There are many other issues that would stem from boxing being taken over by people with a culture of despotism and a history not exactly filled with examples of fair play and even-handed concern for the common man. Drug testing, fighter safety, fair compensation, and even fighting the urge to rig outcomes for the league’s greater good-- I wouldn’t trust Turki with any of that.  

This is, after all, the man who went on Ariel Helwani’s MMA Hour and had this to say about the IBF complicating one of his planned fantasy matchups:

“I hope nobody stands in our way...because, in the end, if we want it, we will do it…”

And from a spokesman for a crew linked to the strangulation and dismemberment of Saudi dissident journalist Jamal Khashoggi (along with the brutal executions of many, many other fellow citizens and migrants), that’s not a statement to be taken lightly.  

On the surface, the Saudi boxing league idea may sound appealing. The best fighting the best, all the time. That’s a satiating promise to a fan base chronically complaining of malnourishment. It also promises some forced clarity to a frustratingly complex boxing business landscape. But this is not a good idea in the same way selling one’s soul for a Lamborghini and a pocket full of cash is not a good idea. Sooner or later-- and usually sooner-- the toll is collected and everything falls to shit.

In the long run, this Saudi takeover would be absolutely disastrous for the sport and smart boxing people would tell you that-- if there weren’t so many looking to siphon some money off the Saudis by playing cheerleader.

This is a “get in, get out” project or, at the very least, a “get in and wrangle this into submission” endeavor. It’s not something introduced by people with a long-term interest in the business.

Saudi Arabia’s desire to diversify their economy and become a tourist destination is public knowledge. The use of sports and entertainment has been their major tool in the effort. In boxing, they’ve found an inroad to the common Western sports fan-- and a chaotic organizational mess ripe for exploitation. By operating at a constant loss and even giving away broadcast rights to their shows for free, they’ve made it clear that their investment in boxing is a loss leader, money willingly lost to promote their ultimate goal. And, I hate to break it to people, but that “ultimate goal” is NOT to run a competitive and profitable boxing business for all eternity. Maybe, possibly, that could be why their league proposal looks to be more of a 5-10 year plan, at most.
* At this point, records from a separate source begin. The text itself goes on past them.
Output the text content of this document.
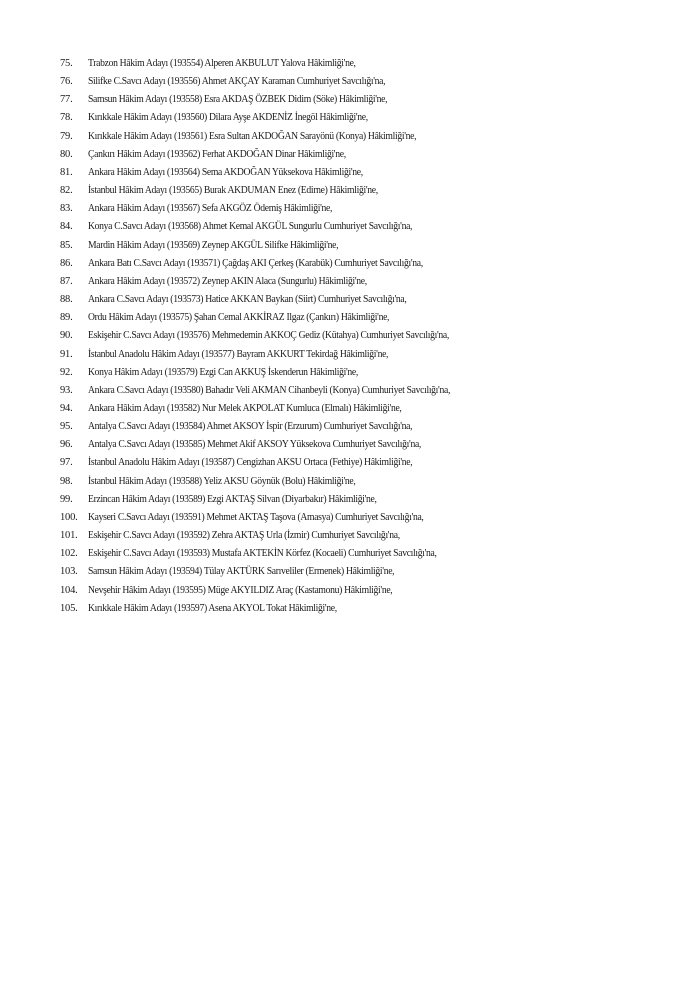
75.	Trabzon Hâkim Adayı (193554) Alperen AKBULUT Yalova Hâkimliği'ne,
76.	Silifke C.Savcı Adayı (193556) Ahmet AKÇAY Karaman Cumhuriyet Savcılığı'na,
77.	Samsun Hâkim Adayı (193558) Esra AKDAŞ ÖZBEK Didim (Söke) Hâkimliği'ne,
78.	Kırıkkale Hâkim Adayı (193560) Dilara Ayşe AKDENİZ İnegöl Hâkimliği'ne,
79.	Kırıkkale Hâkim Adayı (193561) Esra Sultan AKDOĞAN Sarayönü (Konya) Hâkimliği'ne,
80.	Çankırı Hâkim Adayı (193562) Ferhat AKDOĞAN Dinar Hâkimliği'ne,
81.	Ankara Hâkim Adayı (193564) Sema AKDOĞAN Yüksekova Hâkimliği'ne,
82.	İstanbul Hâkim Adayı (193565) Burak AKDUMAN Enez (Edirne) Hâkimliği'ne,
83.	Ankara Hâkim Adayı (193567) Sefa AKGÖZ Ödemiş Hâkimliği'ne,
84.	Konya C.Savcı Adayı (193568) Ahmet Kemal AKGÜL Sungurlu Cumhuriyet Savcılığı'na,
85.	Mardin Hâkim Adayı (193569) Zeynep AKGÜL Silifke Hâkimliği'ne,
86.	Ankara Batı C.Savcı Adayı (193571) Çağdaş AKI Çerkeş (Karabük) Cumhuriyet Savcılığı'na,
87.	Ankara Hâkim Adayı (193572) Zeynep AKIN Alaca (Sungurlu) Hâkimliği'ne,
88.	Ankara C.Savcı Adayı (193573) Hatice AKKAN Baykan (Siirt) Cumhuriyet Savcılığı'na,
89.	Ordu Hâkim Adayı (193575) Şahan Cemal AKKİRAZ Ilgaz (Çankırı) Hâkimliği'ne,
90.	Eskişehir C.Savcı Adayı (193576) Mehmedemin AKKOÇ Gediz (Kütahya) Cumhuriyet Savcılığı'na,
91.	İstanbul Anadolu Hâkim Adayı (193577) Bayram AKKURT Tekirdağ Hâkimliği'ne,
92.	Konya Hâkim Adayı (193579) Ezgi Can AKKUŞ İskenderun Hâkimliği'ne,
93.	Ankara C.Savcı Adayı (193580) Bahadır Veli AKMAN Cihanbeyli (Konya) Cumhuriyet Savcılığı'na,
94.	Ankara Hâkim Adayı (193582) Nur Melek AKPOLAT Kumluca (Elmalı) Hâkimliği'ne,
95.	Antalya C.Savcı Adayı (193584) Ahmet AKSOY İspir (Erzurum) Cumhuriyet Savcılığı'na,
96.	Antalya C.Savcı Adayı (193585) Mehmet Akif AKSOY Yüksekova Cumhuriyet Savcılığı'na,
97.	İstanbul Anadolu Hâkim Adayı (193587) Cengizhan AKSU Ortaca (Fethiye) Hâkimliği'ne,
98.	İstanbul Hâkim Adayı (193588) Yeliz AKSU Göynük (Bolu) Hâkimliği'ne,
99.	Erzincan Hâkim Adayı (193589) Ezgi AKTAŞ Silvan (Diyarbakır) Hâkimliği'ne,
100. Kayseri C.Savcı Adayı (193591) Mehmet AKTAŞ Taşova (Amasya) Cumhuriyet Savcılığı'na,
101. Eskişehir C.Savcı Adayı (193592) Zehra AKTAŞ Urla (İzmir) Cumhuriyet Savcılığı'na,
102. Eskişehir C.Savcı Adayı (193593) Mustafa AKTEKİN Körfez (Kocaeli) Cumhuriyet Savcılığı'na,
103. Samsun Hâkim Adayı (193594) Tülay AKTÜRK Sarıveliler (Ermenek) Hâkimliği'ne,
104. Nevşehir Hâkim Adayı (193595) Müge AKYILDIZ Araç (Kastamonu) Hâkimliği'ne,
105. Kırıkkale Hâkim Adayı (193597) Asena AKYOL Tokat Hâkimliği'ne,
In reality, the Saudi boxing league is only a good idea if your goal is to facilitate a collapse in boxing that would force a smart, cooperative, fan-friendly business rebuild. 

A positive is that this aggressive move to take over the sport may light fires under some complacent asses, inspiring some companies to make the cross-promotional fights fans have been clamoring for, such as a rumored Gervonta Davis-Vasiliy Lomachenko bout. According to Matthew Brown of, an anonymous Top Rank official has affirmed his company’s stance on resisting Turki al-Sheikh’s advances. 

What we do know for now, though, is that a LOT of boxing people will absolutely sell out for a quick Saudi payout. Fighters, managers, and promoters are all about money in a business where no future is guaranteed. We’ve already seen how quickly and effortlessly Eddie Hearn and Frank Warren rented away pretty much all of UK boxing. The boxing media is nothing but a mess of compliant humanity perpetually looking for money, gigs, and a loving sugar daddy. The sport’s sanctioning bodies are shams. The commissions are worthless. Even something like the Ali Act is not truly enforced. 

There are very few adults in the boxing room-- and, of those few, most don’t have any real power. That’s why this crazy and ultimately deadly Saudi boxing league idea can’t be ruled out. If someone walks into a whorehouse with enough money, they’ll probably be able to do whatever the fuck they want.